A exposição Moldar Mudar, a vida moldada no barro da alma, apresentou todo o processo de confecção da cerâmica, com direito a um mini socador e um mini forno, criados pela Deuzani, que veio do Vale trazendo consigo suas cores, os sabugos de milhos e penas usados para pintar, as peças em suas diferentes etapas de construção. Mostramos todos os processos, desde a argila convertida em pó e até transformação dos pigmentos naturais por meio do calor do forno. Nós queríamos que o público entendesse o trabalho e o tempo envolvidos na concepção de cada flor, de cada conta, de cada peça, e também vislumbrassem todas as suas possibilidades por meio das peças que criamos.

A abertura contou com a Deuzani declamando algumas de suas poesias e também com o lançamento de uma mesa criada por ela mesma! Emoção que o tempo jamais conseguirá apagar.

Alguns meses depois recebi o convite de uma curadoria de Hong Kong, a Design Pier, para levar parte da coleção Registros do Tempo para a exposição Unknown Territories em Nova Iorque. Eles buscavam designers que conseguissem traduzir a cultura do seu país por meio de suas obras e lá fui eu falar da riqueza do Vale do Jequitinhonha nos Estados Unidos.

EXPOSIÇÃO FIO DA MEADA
2015/2016

A exposição Fio da Meada abriu no dia 11 de novembro de 2015, no Museu A CASA, em São Paulo. Resultado da vontade de quatro designers que queriam fazer algo para retribuir o carinho que receberam das artesãs que conheceram em Muzambinho, Minas Gerais.

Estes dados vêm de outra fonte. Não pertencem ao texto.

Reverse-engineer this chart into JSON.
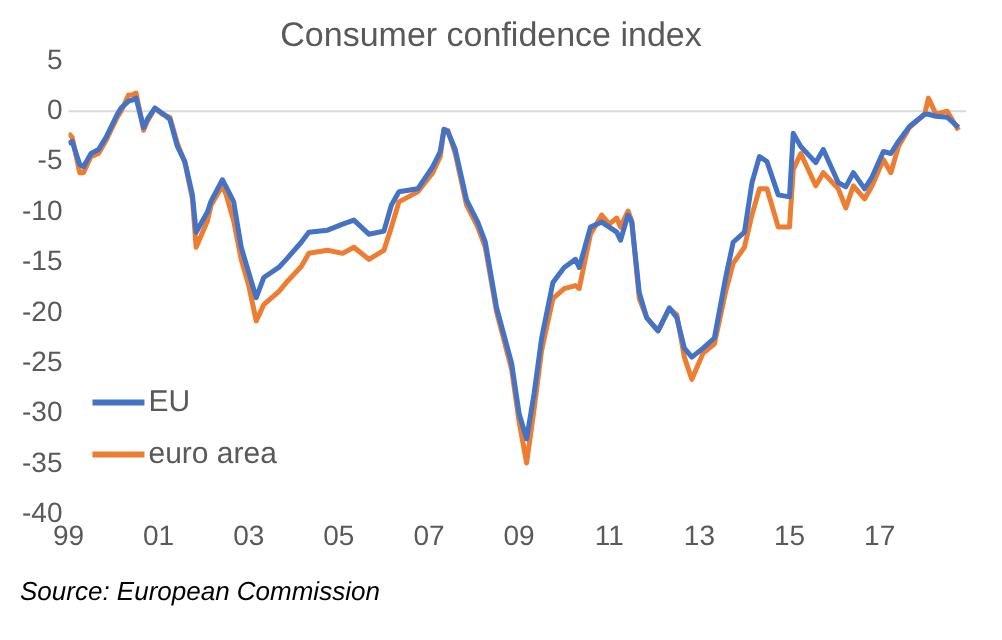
{
  "chart_data": {
    "type": "line",
    "title": "Consumer confidence index",
    "x": [
      "1999-01",
      "1999-02",
      "1999-04",
      "1999-05",
      "1999-07",
      "1999-09",
      "1999-11",
      "2000-02",
      "2000-03",
      "2000-05",
      "2000-06",
      "2000-07",
      "2000-09",
      "2000-10",
      "2000-12",
      "2001-02",
      "2001-04",
      "2001-06",
      "2001-08",
      "2001-10",
      "2001-11",
      "2002-02",
      "2002-03",
      "2002-06",
      "2002-07",
      "2002-09",
      "2002-11",
      "2003-01",
      "2003-03",
      "2003-05",
      "2003-09",
      "2003-11",
      "2004-03",
      "2004-05",
      "2004-10",
      "2005-02",
      "2005-05",
      "2005-09",
      "2006-01",
      "2006-03",
      "2006-05",
      "2006-10",
      "2007-02",
      "2007-04",
      "2007-05",
      "2007-06",
      "2007-08",
      "2007-11",
      "2008-02",
      "2008-04",
      "2008-07",
      "2008-11",
      "2009-01",
      "2009-03",
      "2009-05",
      "2009-07",
      "2009-10",
      "2010-01",
      "2010-04",
      "2010-05",
      "2010-08",
      "2010-11",
      "2011-01",
      "2011-03",
      "2011-04",
      "2011-06",
      "2011-07",
      "2011-09",
      "2011-11",
      "2012-02",
      "2012-05",
      "2012-07",
      "2012-09",
      "2012-11",
      "2013-02",
      "2013-05",
      "2013-08",
      "2013-10",
      "2014-01",
      "2014-03",
      "2014-05",
      "2014-07",
      "2014-10",
      "2015-01",
      "2015-02",
      "2015-04",
      "2015-08",
      "2015-10",
      "2016-02",
      "2016-04",
      "2016-06",
      "2016-09",
      "2016-11",
      "2017-02",
      "2017-04",
      "2017-06",
      "2017-09",
      "2018-01",
      "2018-02",
      "2018-04",
      "2018-07",
      "2018-10"
    ],
    "series": [
      {
        "name": "EU",
        "color": "#4472c4",
        "values": [
          -3.2,
          -3.0,
          -5.3,
          -5.5,
          -4.2,
          -3.8,
          -2.6,
          -0.3,
          0.3,
          1.0,
          1.1,
          1.3,
          -1.6,
          -0.8,
          0.3,
          -0.2,
          -0.8,
          -3.5,
          -5.0,
          -8.3,
          -12.0,
          -10.0,
          -8.9,
          -6.8,
          -7.5,
          -9.0,
          -13.5,
          -16.0,
          -18.5,
          -16.5,
          -15.5,
          -14.7,
          -13.0,
          -12.0,
          -11.8,
          -11.2,
          -10.8,
          -12.2,
          -11.9,
          -9.3,
          -8.0,
          -7.7,
          -5.5,
          -4.0,
          -1.8,
          -2.0,
          -3.8,
          -8.8,
          -11.0,
          -13.0,
          -19.5,
          -25.0,
          -30.0,
          -32.5,
          -28.0,
          -22.5,
          -17.0,
          -15.5,
          -14.7,
          -15.5,
          -11.5,
          -11.0,
          -11.5,
          -12.0,
          -12.8,
          -10.3,
          -11.0,
          -18.0,
          -20.5,
          -21.8,
          -19.5,
          -20.5,
          -23.5,
          -24.4,
          -23.5,
          -22.5,
          -16.5,
          -13.0,
          -12.0,
          -7.1,
          -4.5,
          -5.0,
          -8.3,
          -8.5,
          -2.2,
          -3.5,
          -5.1,
          -3.8,
          -7.1,
          -7.5,
          -6.1,
          -7.7,
          -6.5,
          -4.0,
          -4.2,
          -3.0,
          -1.5,
          -0.3,
          -0.3,
          -0.5,
          -0.6,
          -1.6
        ]
      },
      {
        "name": "euro area",
        "color": "#ed7d31",
        "values": [
          -2.2,
          -2.6,
          -6.1,
          -6.1,
          -4.5,
          -4.2,
          -2.9,
          -0.6,
          0,
          1.6,
          1.6,
          1.8,
          -1.9,
          -1.0,
          0.3,
          -0.3,
          -0.6,
          -3.2,
          -5.1,
          -8.7,
          -13.5,
          -10.9,
          -9.3,
          -7.4,
          -8.3,
          -10.9,
          -14.7,
          -17.3,
          -20.8,
          -19.2,
          -17.9,
          -17.0,
          -15.4,
          -14.1,
          -13.8,
          -14.1,
          -13.5,
          -14.7,
          -13.8,
          -11.5,
          -9.0,
          -8.0,
          -6.1,
          -4.5,
          -1.8,
          -1.9,
          -4.2,
          -9.3,
          -11.5,
          -13.5,
          -19.9,
          -25.6,
          -30.8,
          -34.9,
          -29.5,
          -23.7,
          -18.6,
          -17.6,
          -17.3,
          -17.6,
          -12.2,
          -10.3,
          -11.2,
          -10.6,
          -11.5,
          -9.9,
          -10.9,
          -18.6,
          -20.5,
          -21.8,
          -19.6,
          -20.2,
          -24.4,
          -26.6,
          -24.0,
          -23.1,
          -17.9,
          -15.1,
          -13.5,
          -10.3,
          -7.7,
          -7.7,
          -11.5,
          -11.5,
          -5.8,
          -4.2,
          -7.4,
          -6.1,
          -7.7,
          -9.6,
          -7.4,
          -8.7,
          -7.4,
          -4.8,
          -6.1,
          -3.5,
          -1.6,
          -0.3,
          1.3,
          -0.3,
          0,
          -1.9
        ]
      }
    ],
    "xlim": [
      "1999-01",
      "2018-12"
    ],
    "xticks": [
      {
        "value": "1999",
        "label": "99"
      },
      {
        "value": "2001",
        "label": "01"
      },
      {
        "value": "2003",
        "label": "03"
      },
      {
        "value": "2005",
        "label": "05"
      },
      {
        "value": "2007",
        "label": "07"
      },
      {
        "value": "2009",
        "label": "09"
      },
      {
        "value": "2011",
        "label": "11"
      },
      {
        "value": "2013",
        "label": "13"
      },
      {
        "value": "2015",
        "label": "15"
      },
      {
        "value": "2017",
        "label": "17"
      }
    ],
    "ylim": [
      -40,
      5
    ],
    "yticks": [
      -40,
      -35,
      -30,
      -25,
      -20,
      -15,
      -10,
      -5,
      0,
      5
    ],
    "ref_lines": [
      {
        "axis": "y",
        "value": 0,
        "color": "#d9d9d9"
      }
    ],
    "grid": false,
    "legend": "bottom left",
    "marker": "none",
    "line_style": "solid",
    "annotations": [
      "Source: European Commission"
    ]
  }
}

A exposição contou com diferentes peças de mobiliário que tinham como objetivo mostrar as inúmeras possibilidades de olharmos e trabalharmos com o artesanato brasileiro. Eu, a Mari Dabbur, a Maria Helena Emediato e a Marina Dias queríamos mostrar para as artesãs a beleza de seus trabalhos por uma perspectiva nova, ampliando os olhares delas para as possibilidades. Apresentar as meadas de fios de algodão tingidos pela Maria Santa, os tecidos em tear manual da tecelagem Santa Edwiges, a renda frivolité da D. Durvalina, o centro de mesa em crochê da Cláudia, os fuxicos da Zana Maria em um museu que valorizava suas tradições artesanais era também uma forma de mostrar a elas o valor de seus trabalhos.

Foi lindo perceber o olhar “elas são meio doidinhas” delas para nós conforme falávamos empolgadas sobre as ideias que tínhamos em mente, transformar-se em um misto de surpresa, orgulho e alegria no dia em que algumas delas, acompanhadas pela Mayumi Ito, vieram para São Paulo ver a exposição. Naquele momento elas enxergaram que sim, era possível interpretar suas peças de diferentes maneiras, respeitando a elas e as tradições que tão dedicadamente mantinham vivas. Até hoje não sei quem estava mais emocionada, elas, eu ou as meninas, acredito que todas nós, com os olhos marejados realizamos naquele momento a força e importância que nossos trabalhos tinham.

Emocionante também foi ver a reação do público que parecia não acreditar que a toalhinha da vovó havia virado uma linda mesa lateral, que fuxicos de tamanhos diversos traziam uma iluminação acolhedora para o ambiente, que podemos bordar nossa própria história.

Deixo aqui meu agradecimento para a Mayumi Ito, que foi quem nos levou para conhecer Muzambinho e suas artesãs, para a Renata Mellão, que abriu as portas do museu para receber a exposição de quatro designers que nunca tinham feito uma expo antes, e para minhas queridas amigas e designers Mari, Lena e Marina, por sonharem e realizarem junto comigo.